When I was a tween, there were pretty much only two loud, colorful ways to express your style in your hair: With a fluorescent-colored scrunchie that you would use to fashion a side pony -- it also doubled as a tie for that oh-so-trendy knot on the bottom of your T-shirt -- or with spray-on hair color. I never had the urge to wear a pink streak or a blue one, but I was big on the scrunchies. My, times have changed!
Mattel is coming out with a totally innovative way for girls to express themselves via their locks. Due out in the fall, Barbie Hairtastic Printables combine style with technology and your daughter's imagination. Mix it all together, and you and your daughter's doll will have funky patterns, colors, and graphics. It's like temporary tattooing for her tresses!
How it works ...
The kit comes with synthetic hair extensions that are glued by their ends onto a paper backing board, which can be fed through any inkjet printer. Your daughter can then pick from a variety of pre-set patterns and Barbie-ish images, or she can make her own design. Then, control+print, and the patterns print directly onto the hair extensions. (FYI, Mattel warns that you best not use a laser printer for these, or else the printables will end up more fried than a mop that's been through a bad perm!) Remove from the card and your daughter can clip directly into her hair or her Barbie's.

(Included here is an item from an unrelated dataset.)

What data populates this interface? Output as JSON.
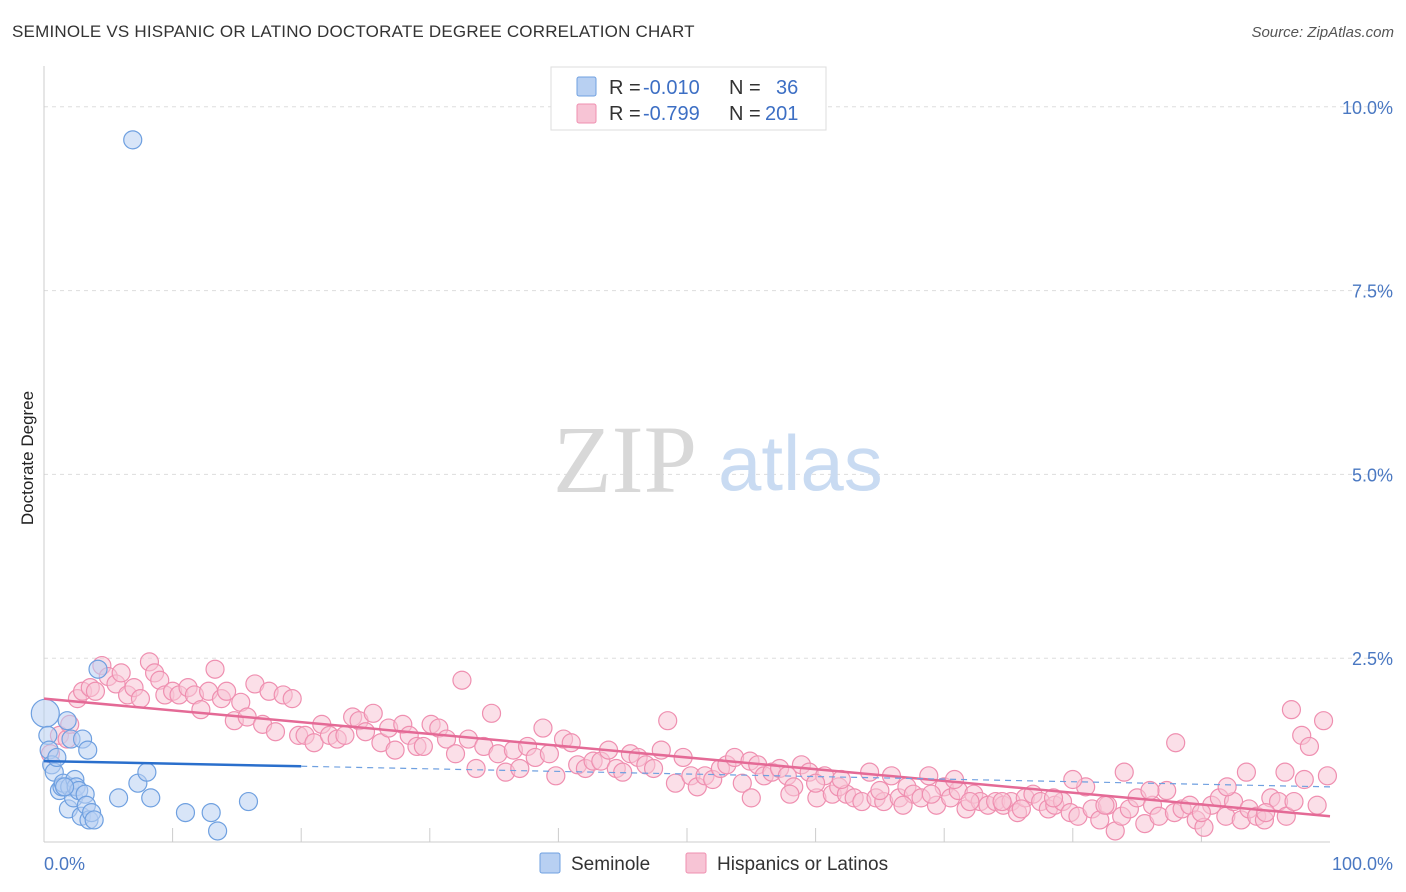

Uh, pardon my brief flashback, but Toto, I don't think we're in the '80s anymore! This makes the days of my childhood when we were mesmerized by Shrinky Dinks seem SO far away! Or, oh, wow, do you remember those My Little Ponies that had the hair you could crank long or short? Yeeeahhh ... kids today don't know how awesome they have it, huh?!
Anyway, the Barbie Hairtastic Printables package comes with a Barbie doll, eight sheets of printable hair extensions, and a couple of hair clips (doll-sized and little-girl-sized) -- everything for $29.99. You can get extra packages of printable extensions for $14.99.
I love the playful vibe of this product, and it's really encouraging girls to get creative and self-expressive. Even though, as Mattel puts it, Printables are "utilizing technology" of the 21st century, embracing crazy patterned and colored streaks for you and your doll is a concept that I think would make any child of the free-spirited '70s or punky '80s uber-proud of her daughter.
Would you buy these for your daughter?